Today we want to share 7 things you need for your post-marathon recovery. A great runner is not only excellent during the competition. One should also excel in taking care of himself after crossing the finish line. After all, an athlete who’s sore all over cannot train hard for the next race. So, make sure to incorporate these essentials in your post-marathon recovery plan to recuperate faster and avoid injury.
1. Constant Movement
As soon as you finish the race and stop running, lactic acid is ready to set in and stiffen your legs. The best thing to do is to keep moving. Go for a light 10-minute walk or jog. Some would use this time to change out of their wet clothes or slip into comfortable footwear. This cool down phase gives your body time to redistribute blood flow, lower the heart rate and reduce inflammation.
2. Compression Gear
Tights or snug calf sleeves put surface pressure on specific body parts to encourage blood circulation and stabilize muscles. It’s advisable to wear one of these a few hours post-marathon, though it can be challenging with your spaghetti legs and all. Some also suggest wearing compression pants to sleep. However, if you’re not a fan of tights, you can put your legs up the wall instead. This alternative helps reduce swelling so you won’t feel as sore. Others also find ice baths helpful in soothing muscle inflammation.
3. Healthy Meal and Water
After all that intense running, your stomach feels uneasy, and food is probably the last thing you want to have. That’s alright. Munch whatever you can for now, like a protein bar or banana, then enjoy a proper meal later. Just make sure not to skip fluids. Drink water after finishing the race, and keep sipping throughout the day. To get both electrolytes and nutrients in one go, sports drink, chocolate milk, tart cherry juice, and coconut water are good options.
4. Good Night’s Sleep
Your body is still on adrenaline high after a race, making sleep difficult. It’s hard to rest your mind when your twitching muscles keep bothering you. That’s normal, but quality sleep is vital for your post-marathon recovery. Sufficient sleep is necessary for repairing muscles, recharging and reducing stress. So, read a book or take a warm bath. Try not to eat near your bedtime and avoid alcohol. Also, when you can, go home after a marathon and follow your usual bedtime routine. There’s nothing more relaxing than being in your room with your soft, welcoming bed.
5. Post-Race Massage
A massage is a runner’s best friend. Just make sure to wait at least 1 to 2 days before getting your treatment. This recovery time should be enough to relax your sore muscles a bit before adding pressure from the massage. And while you can always rely on spa services, some runners make use of self-massage tools like a foam roll or massage gun for relief.
A massage gun is like a handheld mini-jackhammer for the muscles that provide vibration therapy in rapid pressure bursts. Provided that you know how to use it properly, a massage gun is your quick-fix to loosen tight muscles and stimulate blood flow. This tool can also help reduce pain caused by delayed onset muscle soreness or DOMS. Whichever method you choose, gentle massages are 100% essential in speeding up your post-marathon recovery.

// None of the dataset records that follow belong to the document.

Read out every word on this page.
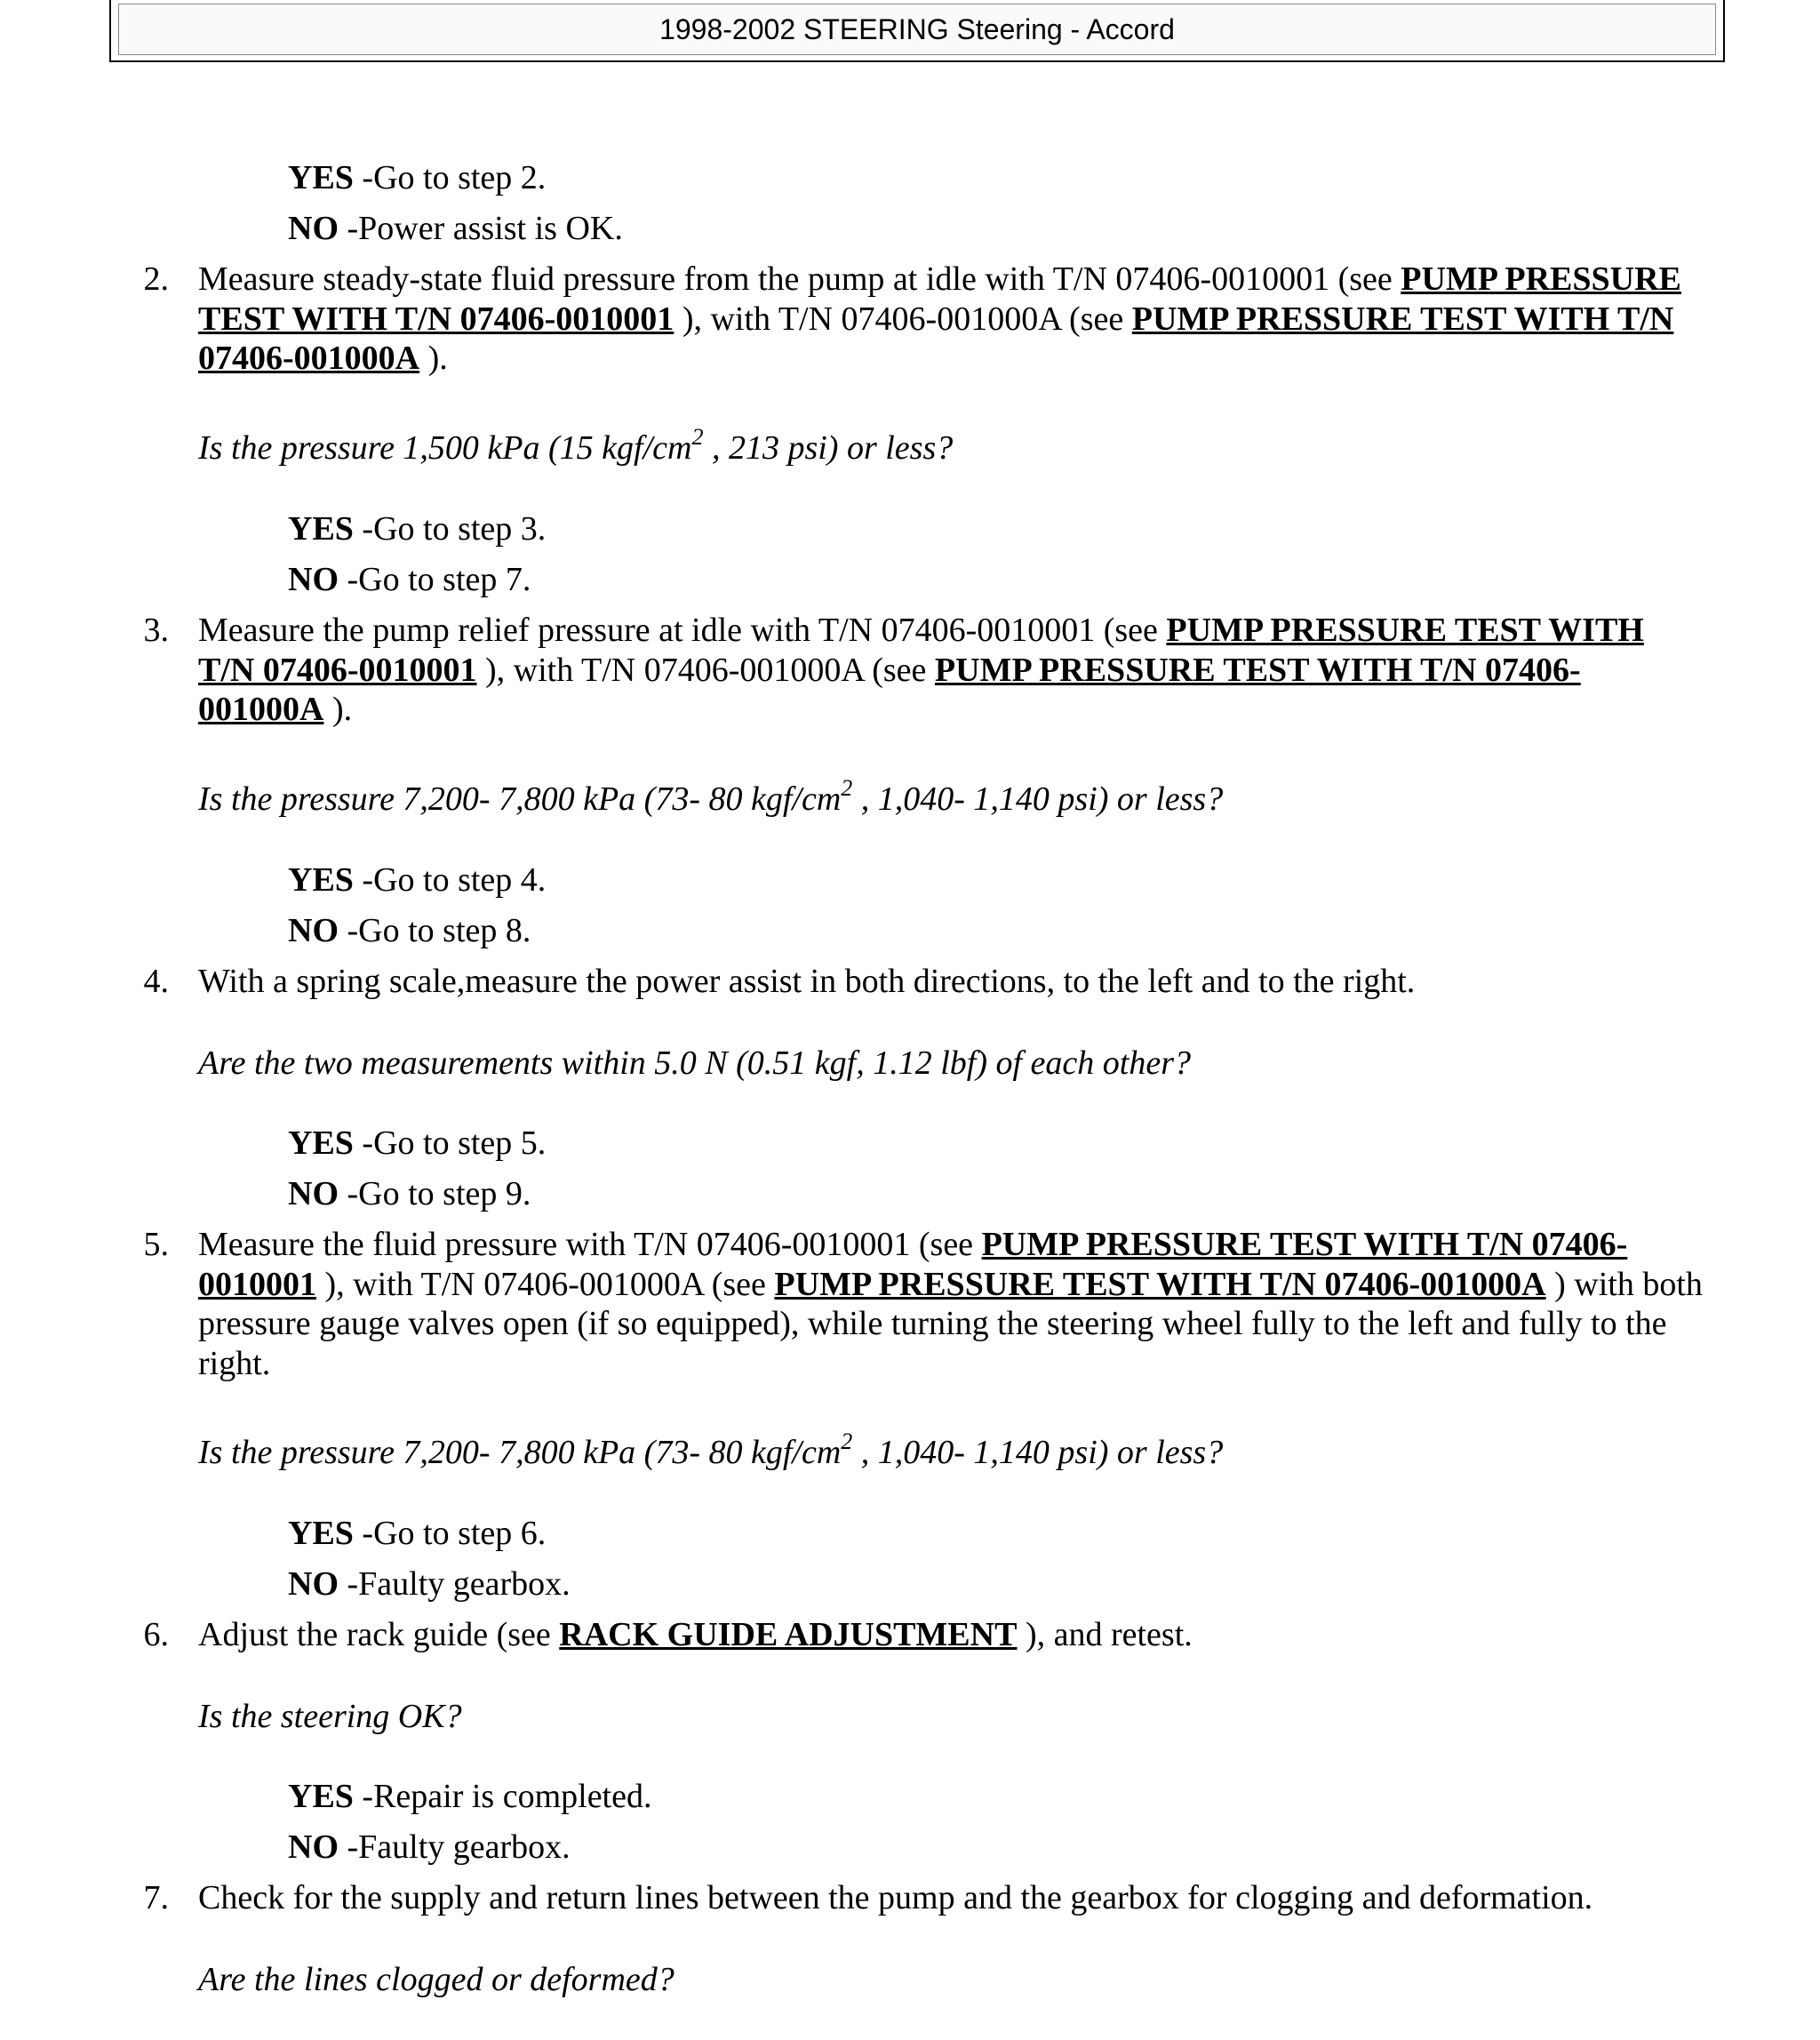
1998-2002 STEERING Steering - Accord
YES -Go to step 2.
NO -Power assist is OK.
2. Measure steady-state fluid pressure from the pump at idle with T/N 07406-0010001 (see PUMP PRESSURE TEST WITH T/N 07406-0010001 ), with T/N 07406-001000A (see PUMP PRESSURE TEST WITH T/N 07406-001000A ).
Is the pressure 1,500 kPa (15 kgf/$cm^2$ , 213 psi) or less?
YES -Go to step 3.
NO -Go to step 7.
3. Measure the pump relief pressure at idle with T/N 07406-0010001 (see PUMP PRESSURE TEST WITH T/N 07406-0010001 ), with T/N 07406-001000A (see PUMP PRESSURE TEST WITH T/N 07406-001000A ).
Is the pressure 7,200- 7,800 kPa (73- 80 kgf/$cm^2$ , 1,040- 1,140 psi) or less?
YES -Go to step 4.
NO -Go to step 8.
4. With a spring scale,measure the power assist in both directions, to the left and to the right.
Are the two measurements within 5.0 N (0.51 kgf, 1.12 lbf) of each other?
YES -Go to step 5.
NO -Go to step 9.
5. Measure the fluid pressure with T/N 07406-0010001 (see PUMP PRESSURE TEST WITH T/N 07406-0010001 ), with T/N 07406-001000A (see PUMP PRESSURE TEST WITH T/N 07406-001000A ) with both pressure gauge valves open (if so equipped), while turning the steering wheel fully to the left and fully to the right.
Is the pressure 7,200- 7,800 kPa (73- 80 kgf/$cm^2$ , 1,040- 1,140 psi) or less?
YES -Go to step 6.
NO -Faulty gearbox.
6. Adjust the rack guide (see RACK GUIDE ADJUSTMENT ), and retest.
Is the steering OK?
YES -Repair is completed.
NO -Faulty gearbox.
7. Check for the supply and return lines between the pump and the gearbox for clogging and deformation.
Are the lines clogged or deformed?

More importantly, it ensures that you can safely return to training in no time.
6. Foot Treatment
Aside from your muscles, your feet also need some pampering. As a rule of thumb, give them at least two weeks of sufficient rest. The last thing you want to do is to start running a few days post-marathon. Give your feet a break and address blisters if there are any. Use plasters when you have to, and handle blisters hygienically to avoid infection. Also, wear comfortable footwear after the race.
7. Gradual Training Plan
You will still feel a bit tired and sore three days after your race. So, at this point, light jogs or runs for 30 minutes a day for the entire week will do. A daily half-hour of stretching exercises should also be part of your routine. Your biggest focus should be on your legs, and starting with a butterfly stretch would be smart. It will decrease the tension in your hips and increase their flexibility. On the second week, you can extend your workout to 1 hour daily. But, stick to stretching and low-impact exercises.
Soreness and fatigue should be gone on the third week, allowing you to increase your running output. By this time, you’ll be more comfortable doing a 90-minute workout. If you feel recovered on day 14, a swimming-based routine is an ideal alternative for running. It’s a low-impact exercise with excellent cardio benefits. Doing a few laps is helpful for your muscles, too.
Your health is just as important as any race. Having a post-marathon recovery plan is the best way to reward yourself and celebrate every win!